Du weißt, wie die Abstimmung ausgegangen ist,

stellte mein Vater im ehemaligen Ristorante eine rhetorische Frage,

aber natürlich weiß keiner, ob es bei der Auszählung vollkommen korrekt zugegangen ist. 

Fünfundachtzig Prozent stimmten für Deutschland – und damit, wäre alles plangemäß verlaufen – für eine neue Heimat im neuen östlichen Lebensraum. Lediglich fünfzehn Prozent bekannten sich zu Südtirol, bereit, künftig als Italiener zu posieren und statt des Hitlergrußes den Saluto Romano zu vollführen. 

Man hat meinen Großvater unweit der Hirtenhütte unterhalb der Birnlücke gefunden. Anfang März, bäuchlings im Schnee, den Rucksack auf dem Rücken, das Magdalenen-Amulett an der Silberkette um seinen Hals; der Leichnam durch den Dauerfrost bestens konserviert. 

Ende Juni – zur Zeit des Rinderauftriebs zur Birnlücke und des Abtriebs von dort ins Salzburgische – ist sein Sohn Lukas Kandioler geboren worden, mein späterer Vater. Die Mutter Magdalena Fuchs hat im Tal als Verworfene gegolten, die einen unehelichen Balg zur Welt gebracht hatte, dessen Vater weiß Gott wer sein mochte. Einer wie der geistliche Frauenverführer Corbinian Benedikter hätte sie vielleicht verteidigt. Freilich war er zum Zeitpunkt der sündenschweren Geburt meines Vaters bereits in einem faschistischen Gefängnis: ein gerechter Sünder im Talar. Magdalena Fuchs hat meinen Großvater Beniamino Candiolo als Vater angegeben und so hat der kleine Lucca den Namen des Vaters tragen dürfen. Da war man wenigstens standesamtlich großzügig oder auch bloß desinteressiert. Magdalena hat sich und ihr Kind mit allerlei Dienstmädchenarbeiten durchgebracht. Ein früher Tod im Alter von vierzig Jahren hat sie der ihr angedichteten Schande entzogen. Mein Vater hat gerade die Volljährigkeit erreicht gehabt und – da sein Großvater bereits verstorben war – den Schöneckerhof geerbt, den die Mutter in seinem Namen verpachtet hatte. Den Pachtzins hat sie für ihren Sohn auf ein Sparbuch eingezahlt, sodass mein Vater über eine schöne Stange Geld verfügte, vor allem, nachdem er den Schöneckerhof verkauft hatte. Sein ganzes Vermögen hat er in das Ristorante al Confino gesteckt, von dessen Einträglichkeit er so überzeugt war.

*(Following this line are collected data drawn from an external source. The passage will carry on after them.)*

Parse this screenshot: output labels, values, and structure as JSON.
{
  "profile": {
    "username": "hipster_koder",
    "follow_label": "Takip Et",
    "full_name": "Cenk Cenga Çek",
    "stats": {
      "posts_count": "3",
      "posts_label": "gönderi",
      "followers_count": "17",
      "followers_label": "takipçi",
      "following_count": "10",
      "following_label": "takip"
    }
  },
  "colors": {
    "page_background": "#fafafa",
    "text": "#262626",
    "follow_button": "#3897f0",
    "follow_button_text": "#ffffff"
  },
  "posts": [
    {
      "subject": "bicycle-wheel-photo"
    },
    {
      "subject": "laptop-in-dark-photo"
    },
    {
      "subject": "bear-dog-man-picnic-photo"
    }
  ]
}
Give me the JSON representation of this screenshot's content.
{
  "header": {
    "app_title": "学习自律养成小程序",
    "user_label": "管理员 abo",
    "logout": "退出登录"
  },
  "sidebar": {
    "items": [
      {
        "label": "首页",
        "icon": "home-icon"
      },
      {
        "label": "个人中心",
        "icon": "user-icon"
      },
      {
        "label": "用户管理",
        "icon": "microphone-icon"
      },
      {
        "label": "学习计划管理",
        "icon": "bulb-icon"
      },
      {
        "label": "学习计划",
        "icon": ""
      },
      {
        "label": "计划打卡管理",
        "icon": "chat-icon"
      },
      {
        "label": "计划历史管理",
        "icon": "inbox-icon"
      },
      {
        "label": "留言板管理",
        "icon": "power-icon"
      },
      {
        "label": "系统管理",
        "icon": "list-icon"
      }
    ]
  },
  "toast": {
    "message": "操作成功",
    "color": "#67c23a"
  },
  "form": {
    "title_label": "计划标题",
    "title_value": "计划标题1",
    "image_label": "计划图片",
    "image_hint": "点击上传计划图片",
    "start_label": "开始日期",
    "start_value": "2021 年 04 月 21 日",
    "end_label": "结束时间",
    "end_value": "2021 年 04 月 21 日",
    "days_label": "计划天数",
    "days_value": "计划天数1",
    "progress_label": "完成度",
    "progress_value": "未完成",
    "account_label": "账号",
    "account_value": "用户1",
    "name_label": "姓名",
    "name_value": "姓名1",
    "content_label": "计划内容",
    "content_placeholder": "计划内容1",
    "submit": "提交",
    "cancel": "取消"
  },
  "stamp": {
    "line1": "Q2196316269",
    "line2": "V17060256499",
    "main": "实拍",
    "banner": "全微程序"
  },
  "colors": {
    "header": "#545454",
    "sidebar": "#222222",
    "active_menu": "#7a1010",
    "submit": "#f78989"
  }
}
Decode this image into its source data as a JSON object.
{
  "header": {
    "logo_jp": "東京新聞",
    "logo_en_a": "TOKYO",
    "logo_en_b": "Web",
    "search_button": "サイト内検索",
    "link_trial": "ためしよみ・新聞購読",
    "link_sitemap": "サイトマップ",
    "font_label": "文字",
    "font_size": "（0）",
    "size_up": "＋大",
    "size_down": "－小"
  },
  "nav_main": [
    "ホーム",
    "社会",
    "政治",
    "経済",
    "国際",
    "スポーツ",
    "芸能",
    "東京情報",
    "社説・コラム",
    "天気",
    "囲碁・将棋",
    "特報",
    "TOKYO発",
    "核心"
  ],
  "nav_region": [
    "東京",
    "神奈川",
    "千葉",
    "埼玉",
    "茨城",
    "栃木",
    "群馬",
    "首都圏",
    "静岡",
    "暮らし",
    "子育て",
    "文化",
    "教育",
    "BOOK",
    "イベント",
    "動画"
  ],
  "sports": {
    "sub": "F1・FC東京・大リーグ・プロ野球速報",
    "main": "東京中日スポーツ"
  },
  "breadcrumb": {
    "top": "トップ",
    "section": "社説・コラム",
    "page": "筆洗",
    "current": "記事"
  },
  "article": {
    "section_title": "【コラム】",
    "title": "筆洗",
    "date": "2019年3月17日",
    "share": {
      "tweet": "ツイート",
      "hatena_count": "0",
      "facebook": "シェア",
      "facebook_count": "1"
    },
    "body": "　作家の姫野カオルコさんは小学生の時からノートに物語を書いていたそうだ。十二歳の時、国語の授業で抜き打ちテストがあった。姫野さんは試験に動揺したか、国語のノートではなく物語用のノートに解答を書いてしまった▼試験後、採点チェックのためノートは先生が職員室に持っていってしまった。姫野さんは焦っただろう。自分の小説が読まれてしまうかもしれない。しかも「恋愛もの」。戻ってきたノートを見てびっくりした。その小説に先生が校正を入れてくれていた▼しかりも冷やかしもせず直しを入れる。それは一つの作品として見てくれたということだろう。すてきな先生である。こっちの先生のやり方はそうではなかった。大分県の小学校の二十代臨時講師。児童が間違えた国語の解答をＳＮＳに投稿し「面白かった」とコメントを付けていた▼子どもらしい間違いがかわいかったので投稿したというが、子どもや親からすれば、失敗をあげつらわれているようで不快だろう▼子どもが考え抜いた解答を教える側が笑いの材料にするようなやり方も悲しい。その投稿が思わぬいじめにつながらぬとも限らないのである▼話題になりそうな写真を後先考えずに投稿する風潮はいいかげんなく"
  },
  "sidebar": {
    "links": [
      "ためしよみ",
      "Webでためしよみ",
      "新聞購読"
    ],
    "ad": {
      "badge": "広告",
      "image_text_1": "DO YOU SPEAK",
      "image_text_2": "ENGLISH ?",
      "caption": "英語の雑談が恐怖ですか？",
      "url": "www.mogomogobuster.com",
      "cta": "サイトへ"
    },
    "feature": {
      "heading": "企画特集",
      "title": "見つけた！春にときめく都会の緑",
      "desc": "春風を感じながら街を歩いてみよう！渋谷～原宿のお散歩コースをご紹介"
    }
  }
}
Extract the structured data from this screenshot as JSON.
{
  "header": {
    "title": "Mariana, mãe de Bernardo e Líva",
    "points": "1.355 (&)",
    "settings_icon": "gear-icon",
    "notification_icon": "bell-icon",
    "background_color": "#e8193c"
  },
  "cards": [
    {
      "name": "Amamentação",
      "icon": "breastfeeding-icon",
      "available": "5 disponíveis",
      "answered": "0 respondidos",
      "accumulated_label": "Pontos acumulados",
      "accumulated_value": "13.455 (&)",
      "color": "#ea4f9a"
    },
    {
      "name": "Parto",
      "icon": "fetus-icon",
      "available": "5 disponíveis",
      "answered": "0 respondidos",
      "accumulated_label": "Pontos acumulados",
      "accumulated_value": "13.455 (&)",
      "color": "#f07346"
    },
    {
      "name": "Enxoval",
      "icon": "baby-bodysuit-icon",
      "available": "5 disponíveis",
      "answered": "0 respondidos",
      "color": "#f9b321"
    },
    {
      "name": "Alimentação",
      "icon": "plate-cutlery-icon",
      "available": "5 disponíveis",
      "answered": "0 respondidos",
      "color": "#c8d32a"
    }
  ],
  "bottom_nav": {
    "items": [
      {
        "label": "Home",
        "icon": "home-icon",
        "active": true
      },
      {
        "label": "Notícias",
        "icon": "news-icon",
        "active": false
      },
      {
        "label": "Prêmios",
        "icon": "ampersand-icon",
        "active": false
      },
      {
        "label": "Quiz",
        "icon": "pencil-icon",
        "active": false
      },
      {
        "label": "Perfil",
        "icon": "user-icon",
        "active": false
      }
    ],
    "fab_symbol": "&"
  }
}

Ich bin der Erbe des Ristorante, das ich infolge der geschlossenen Grenze (und womöglich auch wegen Baufälligkeit) nicht betreten kann. Auf dieses Erbe werde ich verzichten. Das Ristorante al Confino ist in mir, also muss ich nicht in ihm sein. Vielleicht gehe ich morgen – die Magdalena an der Brust – zur Birnlücke und zur Hirtenhütte hinauf. Wie mein Großvater es öfter getan hat. Von der anderen, der Salzburger Seite allerdings, der geschlossenen Grenzen wegen.